12 mars 2016

The Revenant, Alejandro González Iñarittu, 2016

Avec : Leonardo DiCaprio, Tom Hardy, Domhnall Gleeson, Will Poulter, Forrest Goodluck, Duane Howard...


Je n'ai jamais réussi à être emballé pleinement par un seul des films d'Iñarittu. Par ses sujets comme par son style, c'est pourtant un cinéaste qui semble se donner du mal à chacun de ses projets, et je ne peux certainement pas nier leurs qualités extérieures. Je suis en général plutôt sensible au travail de quelqu'un qui accorde autant d'importance à la forme qu'à l'implication de ses interprètes. Mais jusqu'ici ça donnait à mes yeux des films déséquilibrés, dont je sauvais quelques bouts de scènes, ou certains choix musicaux qui permettaient in fine à ses films de rester présents dans ma mémoire (le final de Babel sur fond de Sakamoto, notamment). J'avais raté Birdman, qui m'avait quand même intrigué par son pitch et son concept. Sachant juste qu'Iñarittu y avait eu l'ambition d'un réalisme poussé, ce Revenant a un peu pour les mêmes raisons attisé ma curiosité : la promesse d'un spectacle différent. N'ayant cette fois pas raté le rendez-vous, je trouve pour ma part que le pari est gagné. 
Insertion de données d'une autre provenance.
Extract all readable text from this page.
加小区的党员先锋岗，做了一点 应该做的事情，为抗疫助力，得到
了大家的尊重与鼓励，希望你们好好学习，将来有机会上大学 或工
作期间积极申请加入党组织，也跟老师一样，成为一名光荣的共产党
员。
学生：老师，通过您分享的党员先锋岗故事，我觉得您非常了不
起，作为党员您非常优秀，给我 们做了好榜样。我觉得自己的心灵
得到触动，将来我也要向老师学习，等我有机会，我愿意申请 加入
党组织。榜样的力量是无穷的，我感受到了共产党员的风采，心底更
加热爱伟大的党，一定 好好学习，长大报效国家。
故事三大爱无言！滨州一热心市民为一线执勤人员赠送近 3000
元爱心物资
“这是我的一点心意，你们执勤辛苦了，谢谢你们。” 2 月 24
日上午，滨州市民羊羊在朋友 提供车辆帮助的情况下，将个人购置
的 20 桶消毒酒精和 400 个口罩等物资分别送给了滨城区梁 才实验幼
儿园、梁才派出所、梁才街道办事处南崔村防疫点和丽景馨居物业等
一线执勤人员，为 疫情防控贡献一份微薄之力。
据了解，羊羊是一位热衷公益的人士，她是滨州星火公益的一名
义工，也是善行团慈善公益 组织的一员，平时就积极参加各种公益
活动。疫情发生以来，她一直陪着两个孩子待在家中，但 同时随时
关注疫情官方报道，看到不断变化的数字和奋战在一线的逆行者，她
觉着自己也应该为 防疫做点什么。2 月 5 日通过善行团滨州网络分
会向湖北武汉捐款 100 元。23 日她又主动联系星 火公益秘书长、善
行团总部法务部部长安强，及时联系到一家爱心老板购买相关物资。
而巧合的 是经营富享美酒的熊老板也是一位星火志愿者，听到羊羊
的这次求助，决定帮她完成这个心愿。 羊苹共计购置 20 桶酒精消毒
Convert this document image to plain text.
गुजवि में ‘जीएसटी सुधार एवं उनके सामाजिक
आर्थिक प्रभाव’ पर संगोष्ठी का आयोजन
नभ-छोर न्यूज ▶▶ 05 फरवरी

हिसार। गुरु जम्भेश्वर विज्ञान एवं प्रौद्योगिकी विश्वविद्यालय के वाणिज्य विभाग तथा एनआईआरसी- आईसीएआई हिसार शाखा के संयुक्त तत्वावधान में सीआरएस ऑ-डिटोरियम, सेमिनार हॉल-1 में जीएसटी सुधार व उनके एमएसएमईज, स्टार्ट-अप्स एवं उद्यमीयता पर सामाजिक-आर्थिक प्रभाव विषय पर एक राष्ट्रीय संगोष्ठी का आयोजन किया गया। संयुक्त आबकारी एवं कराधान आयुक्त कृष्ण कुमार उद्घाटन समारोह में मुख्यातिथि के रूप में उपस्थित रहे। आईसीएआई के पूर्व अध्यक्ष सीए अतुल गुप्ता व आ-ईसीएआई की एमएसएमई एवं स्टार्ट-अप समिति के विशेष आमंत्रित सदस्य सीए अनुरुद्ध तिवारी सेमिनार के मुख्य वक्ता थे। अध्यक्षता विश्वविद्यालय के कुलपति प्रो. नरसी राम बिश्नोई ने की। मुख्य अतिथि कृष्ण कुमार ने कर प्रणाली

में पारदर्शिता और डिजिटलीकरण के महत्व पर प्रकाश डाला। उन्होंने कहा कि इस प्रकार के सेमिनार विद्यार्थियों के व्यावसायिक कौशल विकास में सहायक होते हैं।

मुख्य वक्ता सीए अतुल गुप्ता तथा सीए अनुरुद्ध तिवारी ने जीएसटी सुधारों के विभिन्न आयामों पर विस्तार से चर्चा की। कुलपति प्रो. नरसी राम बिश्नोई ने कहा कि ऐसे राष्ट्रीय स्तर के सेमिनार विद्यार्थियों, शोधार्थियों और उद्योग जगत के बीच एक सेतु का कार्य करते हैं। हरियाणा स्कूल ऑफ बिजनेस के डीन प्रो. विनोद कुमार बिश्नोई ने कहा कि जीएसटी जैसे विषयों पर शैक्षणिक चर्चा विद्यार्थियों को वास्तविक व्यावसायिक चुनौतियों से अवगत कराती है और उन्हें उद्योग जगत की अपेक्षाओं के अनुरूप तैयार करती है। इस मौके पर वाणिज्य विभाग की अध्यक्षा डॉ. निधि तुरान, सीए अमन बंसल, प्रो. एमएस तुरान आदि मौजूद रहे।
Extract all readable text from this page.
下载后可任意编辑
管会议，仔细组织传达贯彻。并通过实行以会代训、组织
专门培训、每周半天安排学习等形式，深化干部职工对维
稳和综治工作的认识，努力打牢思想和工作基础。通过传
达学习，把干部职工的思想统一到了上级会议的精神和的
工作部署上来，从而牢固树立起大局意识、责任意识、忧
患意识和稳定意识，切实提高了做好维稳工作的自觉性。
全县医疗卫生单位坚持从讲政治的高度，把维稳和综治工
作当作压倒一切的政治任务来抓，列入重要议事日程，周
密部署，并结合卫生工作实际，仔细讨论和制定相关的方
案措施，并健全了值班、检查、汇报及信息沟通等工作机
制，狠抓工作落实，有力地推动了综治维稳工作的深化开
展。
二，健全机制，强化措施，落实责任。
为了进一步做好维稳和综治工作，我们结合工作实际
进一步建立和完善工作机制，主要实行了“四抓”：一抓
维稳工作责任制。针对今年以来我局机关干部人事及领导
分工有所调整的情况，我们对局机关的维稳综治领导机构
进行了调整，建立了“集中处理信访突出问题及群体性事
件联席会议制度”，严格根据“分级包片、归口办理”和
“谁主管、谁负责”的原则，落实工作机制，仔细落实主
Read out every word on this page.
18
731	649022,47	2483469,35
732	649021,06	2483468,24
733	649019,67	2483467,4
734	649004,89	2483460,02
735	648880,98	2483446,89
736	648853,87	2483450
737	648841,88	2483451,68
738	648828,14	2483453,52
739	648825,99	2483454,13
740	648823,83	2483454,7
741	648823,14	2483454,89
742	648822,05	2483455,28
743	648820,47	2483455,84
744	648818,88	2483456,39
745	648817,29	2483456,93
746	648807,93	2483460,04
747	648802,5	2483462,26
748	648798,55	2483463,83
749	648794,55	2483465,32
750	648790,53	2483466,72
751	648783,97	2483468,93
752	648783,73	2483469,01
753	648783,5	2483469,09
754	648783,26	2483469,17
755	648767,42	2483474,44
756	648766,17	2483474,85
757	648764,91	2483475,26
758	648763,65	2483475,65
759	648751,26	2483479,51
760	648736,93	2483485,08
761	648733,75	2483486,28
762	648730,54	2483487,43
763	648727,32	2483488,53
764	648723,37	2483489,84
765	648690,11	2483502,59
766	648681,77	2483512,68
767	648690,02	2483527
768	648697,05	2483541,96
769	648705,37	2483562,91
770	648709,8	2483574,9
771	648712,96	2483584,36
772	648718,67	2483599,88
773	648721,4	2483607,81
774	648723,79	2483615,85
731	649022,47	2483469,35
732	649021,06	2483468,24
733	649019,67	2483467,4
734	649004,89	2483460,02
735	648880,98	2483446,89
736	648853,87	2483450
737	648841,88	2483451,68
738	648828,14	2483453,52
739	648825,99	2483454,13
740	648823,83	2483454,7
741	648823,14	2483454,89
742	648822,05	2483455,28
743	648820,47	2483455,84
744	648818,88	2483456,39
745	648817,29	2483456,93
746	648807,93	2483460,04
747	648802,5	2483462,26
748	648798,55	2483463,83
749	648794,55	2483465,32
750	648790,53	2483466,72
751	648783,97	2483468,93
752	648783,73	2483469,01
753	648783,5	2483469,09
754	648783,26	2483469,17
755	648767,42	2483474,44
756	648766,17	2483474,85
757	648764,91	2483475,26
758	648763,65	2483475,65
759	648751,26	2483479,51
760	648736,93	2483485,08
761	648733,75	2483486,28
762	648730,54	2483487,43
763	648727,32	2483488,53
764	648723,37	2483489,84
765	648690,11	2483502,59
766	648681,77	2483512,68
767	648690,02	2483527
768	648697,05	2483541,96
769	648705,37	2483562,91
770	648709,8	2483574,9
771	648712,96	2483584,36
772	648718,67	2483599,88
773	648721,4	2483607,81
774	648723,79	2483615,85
C'est en effet une vraie expérience de cinéma qui est proposée ici, où il est certain que chaque plan respire la difficulté de ses conditions de tournage, et aboutit donc à une impression inédite, aussi plaisante que destabilisante, comme si face à l'écran le regard du spectateur était redevenu vierge. Ça fonctionne ou pas (et dans le deuxième cas, je peux concevoir le calvaire qu'on pourra juger impardonnable). Le grand-angle quasi permanent m'a d'abord agacé avant de révéler ses effets, offrant une sensation d'immersion franchement vertigineuse. J'ai eu tout du long l'impression d'être invité à adopter un point de vue quasi-divin, invisible et privilégié, brutalement plongé au cœur d'une sauvagerie qui se serait sans cela déroulé sans témoin. 

Il y a clairement des tours de force ahurissants, lors de la poignée de scènes d'action magistralement chorégraphiées, ballets à la brutalité excessivement éprouvante, mis en scène à hauteur d'homme sans coupe visible. Mais la prouesse technique n'est pas une fin en soi. C'est encore et toujours la sensation qui prime, et elle passe par cette volonté d'offrir un spectacle inédit. C'est peut-être voyant, mais tant que je n'y trouve pas de mauvais goût et qu'au contraire ça me démonte la machoire et crispe les poings, je suis plutôt reconnaissant à un cinéaste quel qu'il soit de permettre ça, parce que c'est aussi ce genre de jubilation purement cinématographiques que j'espère obtenir face à un écran. Et en même temps, je n'étais pas en train de me demander quels procédés avaient permis telle ou telle séquence (et même en y repensant maintenant à froid, ça me dépasse tellement que j'ai cessé de m'interroger).


Ça donne donc lieu à quelque chose d'inconfortable, qui sur le fond et comparé à d'autres films de survie (de Deliverance à The Road), n'a pas forcément grand chose à raconter. Réalisme oblige, on n'échappe pas toujours à une certaine répétition. Mais, pris corps et âme par le film, j'étais le premier à souhaiter que Glass roupille dès qu'il en avait l'occasion pour se remettre de ses épreuves. Le rythme du film tente d'épouser naturellement celui de son protagoniste, donnant libre cours à de purs moments de respiration. Et j'en suis ressorti quand même bien secoué. 

Les acteurs sont bons, les lieux filmés ont une présence impressionnante, capturés sous une lumière magique par Emmanuel Lubezki. La bande son (musique comme bruitage) est également formidablement travaillée alors que je m'attendais plutôt à une absence totale de sons extradiégétiques. Pour moi, ça témoigne bien de la volonté du réalisateur d'exploiter chaque élément du langage cinématographique pour nourrir le voyage du spectateur.